There’s no disguising the source of HP’s inspiration when designing the HP Envy 15-1110ea – this is the laptop for the Windows user who really wanted a MacBook Pro. It’s metallic chassis houses a similar keyboard and a large buttonless trackpad, while the display sits behind an edge-to-edge glass pane.
Things get a little different when you read the specifications, however. The HP Envy 15-1110ea gets one up on the Apple MacBook Pro with a full-HD (1920x1080) display, and offers Blu-ray playback – plus an extra pair of USB 2.0 ports – albeit using an external optical drive.
The HP Envy 15-1110ea's 1.6GHz Intel Core i7-720QM quad-core processor used here powered the Envy to a very respectable 108-point tally – just a single point below the dual-core Acer Aspire 8942G-526G64Bi.
With four cores to work with, the HP Envy 15-1110ea is in effect the most powerful laptop on test.
HP has selected a powerful ATI Mobility Radeon HD 5830 graphics card with 1GB of video memory for its HP Envy 15-1110ea. Unfortunately, a fair amount of heat is generated as a result of this and the CPU, and this laptop gets really rather warm. This might explain the next departure from Apple’s design – extra cooling vents.
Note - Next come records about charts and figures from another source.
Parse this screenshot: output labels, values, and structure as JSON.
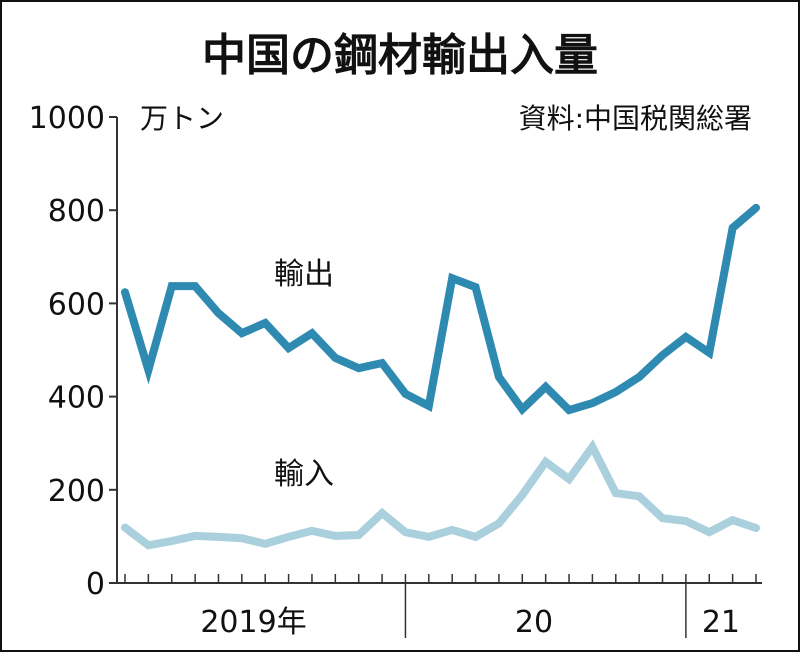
{
  "chart_data": {
    "type": "line",
    "title": "中国の鋼材輸出入量",
    "unit_label": "万トン",
    "source": "資料:中国税関総署",
    "ylim": [
      0,
      1000
    ],
    "yticks": [
      0,
      200,
      400,
      600,
      800,
      1000
    ],
    "ytick_labels": [
      "0",
      "200",
      "400",
      "600",
      "800",
      "1000"
    ],
    "x": [
      "2019-01",
      "2019-02",
      "2019-03",
      "2019-04",
      "2019-05",
      "2019-06",
      "2019-07",
      "2019-08",
      "2019-09",
      "2019-10",
      "2019-11",
      "2019-12",
      "2020-01",
      "2020-02",
      "2020-03",
      "2020-04",
      "2020-05",
      "2020-06",
      "2020-07",
      "2020-08",
      "2020-09",
      "2020-10",
      "2020-11",
      "2020-12",
      "2021-01",
      "2021-02",
      "2021-03",
      "2021-04"
    ],
    "year_labels": [
      {
        "label": "2019年",
        "start": 0,
        "end": 11
      },
      {
        "label": "20",
        "start": 12,
        "end": 23
      },
      {
        "label": "21",
        "start": 24,
        "end": 27
      }
    ],
    "series": [
      {
        "name": "輸出",
        "color": "#2e8ab0",
        "values": [
          624,
          457,
          637,
          637,
          579,
          536,
          558,
          504,
          536,
          483,
          461,
          472,
          406,
          380,
          654,
          635,
          442,
          373,
          421,
          371,
          386,
          410,
          442,
          489,
          528,
          494,
          762,
          805
        ]
      },
      {
        "name": "輸入",
        "color": "#aacfdd",
        "values": [
          119,
          81,
          90,
          101,
          99,
          96,
          84,
          99,
          112,
          101,
          103,
          150,
          109,
          99,
          114,
          99,
          128,
          189,
          260,
          223,
          292,
          193,
          186,
          139,
          133,
          109,
          135,
          118
        ]
      }
    ]
  }
}
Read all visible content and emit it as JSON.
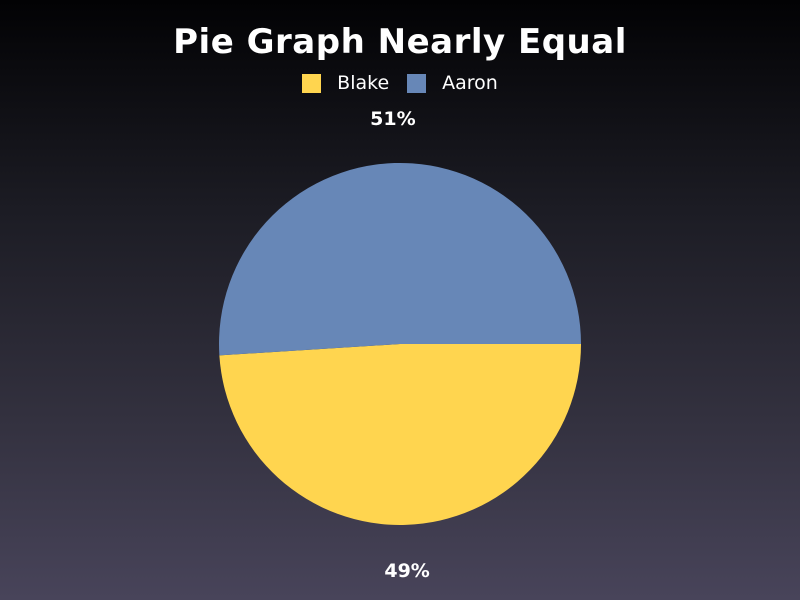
{
  "chart_data": {
    "type": "pie",
    "title": "Pie Graph Nearly Equal",
    "legend_position": "top",
    "series": [
      {
        "name": "Blake",
        "value": 49,
        "label": "49%",
        "color": "#ffd54f"
      },
      {
        "name": "Aaron",
        "value": 51,
        "label": "51%",
        "color": "#6787b7"
      }
    ]
  }
}
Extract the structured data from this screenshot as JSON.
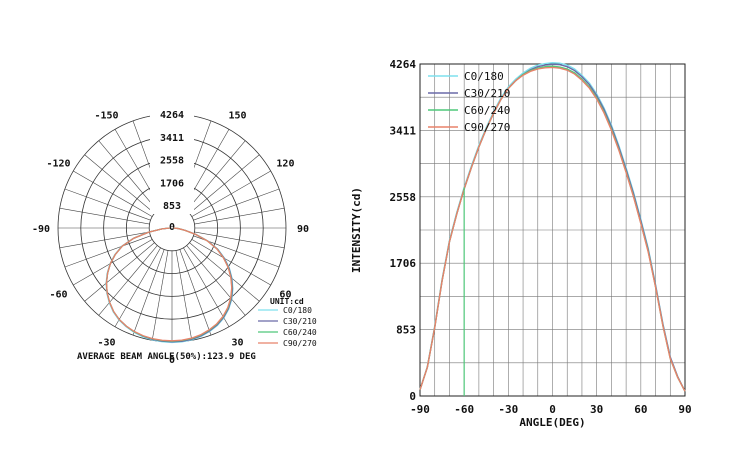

With this amount of energy being dissipated as heat, we didn’t expect to be wowed by the HP Envy 15-1110ea’s battery life result in MobileMark 2007. And we weren’t. The Envy lasted just 150 minutes, which the MacBook Pro beat by two hours even when running Microsoft Windows 7 (as we note in our review, the power-saving properties of its integrated graphics are available only when running Mac OS X).
Other premium features include high-quality sound from a pair of ‘beats’ branded stereo speakers, an infrared-assisted low-light webcam, two fast USB 3.0 ports and a combined USB 2.0/eSATA connector.